真由美さんとは数年前、友人を介して知り合いました。周囲をパッと明るくする無類の天真爛漫さ、人懐っこさに感銘を受け一気にファンになりました。同じ「真由美」ということもあり、「『ダブル真由美ーズ』で、いつかM1に出ましょう!」などと話したり、頻繁ではないものの交流が続いていました。
しかし昨年、彼女は胸元を掻いていて「豆のようなしこり」に気づき、後にそれが乳がんであることが判明します。サブタイプはトリプルポジティブ、それが分かるまでの間はかなりモヤモヤしたと聞きますが、分かってからはほとんど迷わず治療方針も決まったそうです。
「いろんな伝手を頼って、信頼できる医師の方にも相談して、これで行く!と確信を持てたから」
私たちがテーブルを囲むと、真由美さんは大きなティーポットでお茶を淹れてくれながら言いました。重そうなので「私がやりますよ」といっても、「リハビリにもなるから」とにっこり笑っていました。
生粋の「イケメン好き」
真由美さんは周囲の人皆が知る、生粋の「イケメン好き」です。それが高じてイケメンを集めたフットサルチームや「イケメンドクターズ」などの医師集団などのメンズサークルを企画・運営したりするほどです。そして20歳年下のイケメンドクターのダーリンと3度目の結婚をするという、イケメン好きの名を不動のものにする偉業を成し遂げました。この度のがん治療には、このご主人の献身的な支えや助言もあったと聞いています。
「半年間の抗がん剤を経て、全摘手術。抗がん剤の時は結構辛かったけど、毎日のように友だちが来てくれていろんな話をして気を紛らわせたり、ジョギングやダンスの運動も欠かさなかったから、ほとんど後遺症もないのよ」
と、真由美さんは指先を見せてくれました。抗がん剤をすることで、人によっては爪や指先が黒ずんだり、震えが残ったりすることがあるそうです。
「手術の痛みはどうなんですか」
私が聞くと、
「私もそれ、いつ痛み出すんだろうってちょっと怖かったんだけど、全然大丈夫だったの」
麻酔の時はイケメンの夢を見てご機嫌だったし、と真由美さんはサンドラの手土産のナッツをつまみながら、イケメンたちが出てくる夢の詳細を語りました。
胸の全摘は大きな組織をごっそり取るわけで、負担は相当あったはずなのに、持ち前の明るさポジティブさもあって軽やかに乗り越えている真由美さん。痛みも人によるみたいだけどね、とは言っていましたが、これから手術に臨む人にとっては、「ほとんど痛みに苦しまない人もいる」というのは希望でもあるはずです。

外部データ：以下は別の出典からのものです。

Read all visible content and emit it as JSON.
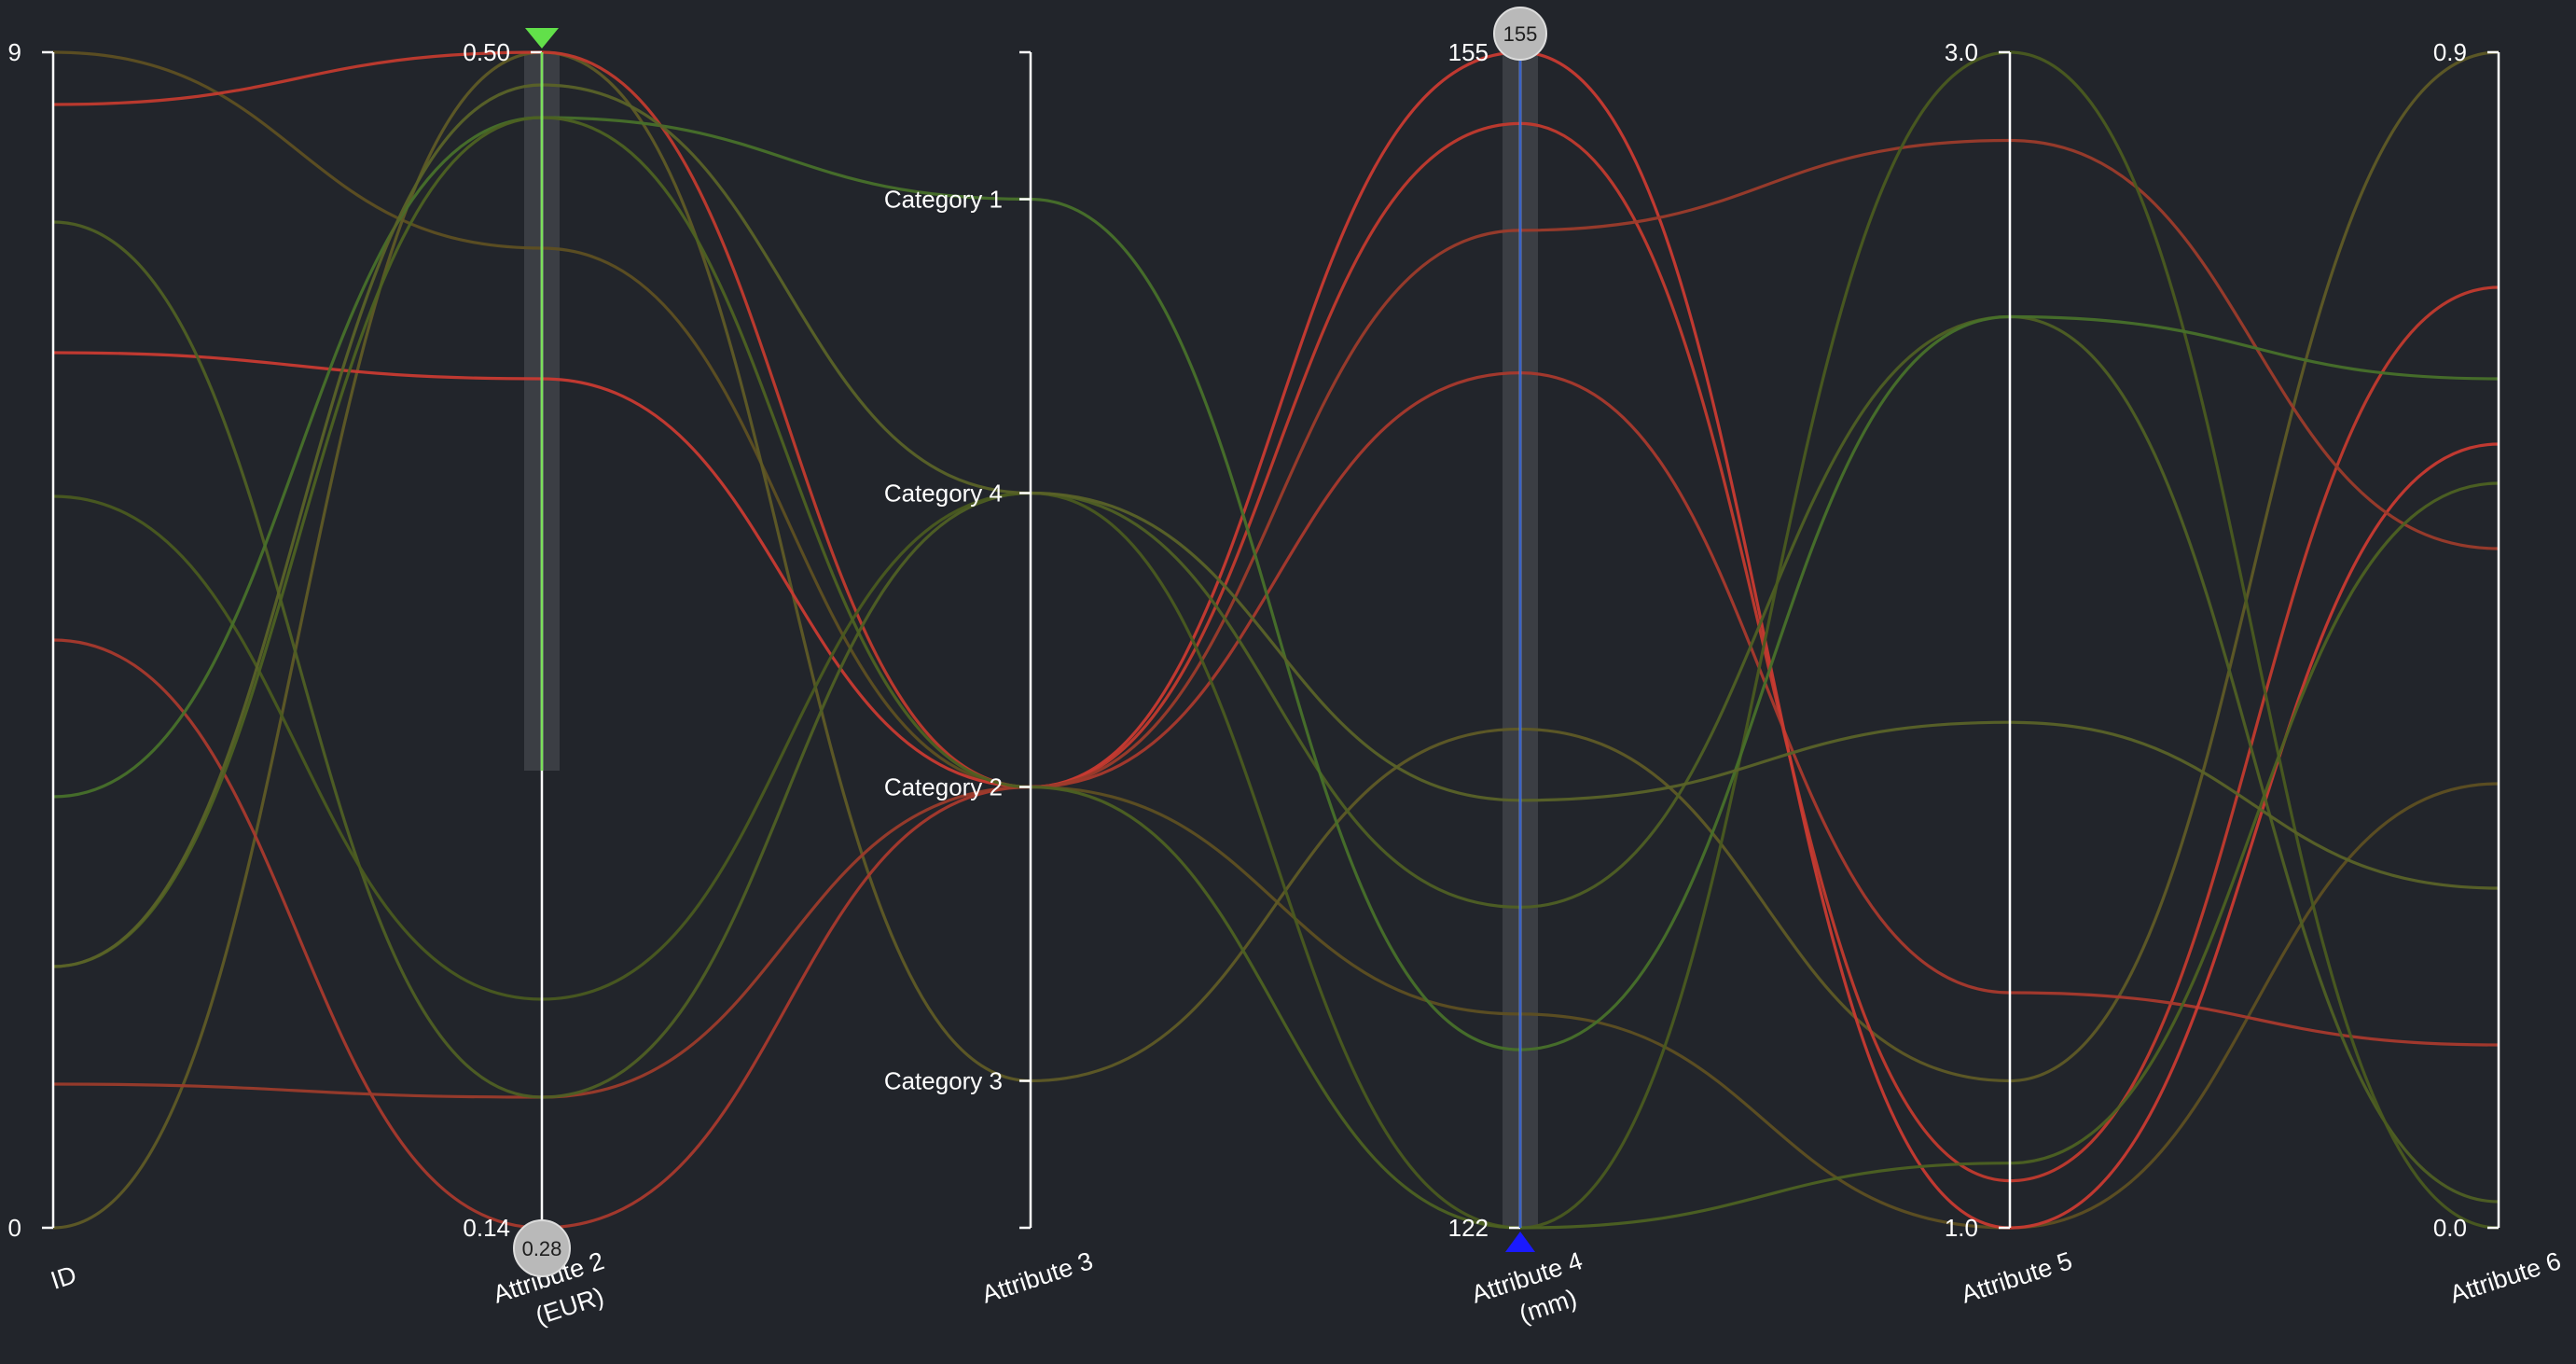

今まで関わったたくさんのイケメンたちに助言やお見舞いをもらったり遊びに来てもらったり、それも活力の大きな源になったようです。終始明るく、むしろ「いい勉強になった」というニュアンスで乳がん判明からの治療体験を話してくれました。
真由美さんのマシンガントークであっという間に時間が過ぎ、私は仕事のため先に辞去しました。帰り道、真由美さんの話を反芻しながら「すごく好きなこと、好きなものがある」って強いなあ、と羨ましい気持ちが湧き上がりました。
真由美さんのイケメン好きに匹敵するような、何かに対する狂おしいまでの「好き」を探したい。
そんなことを再認識させられた1日でした。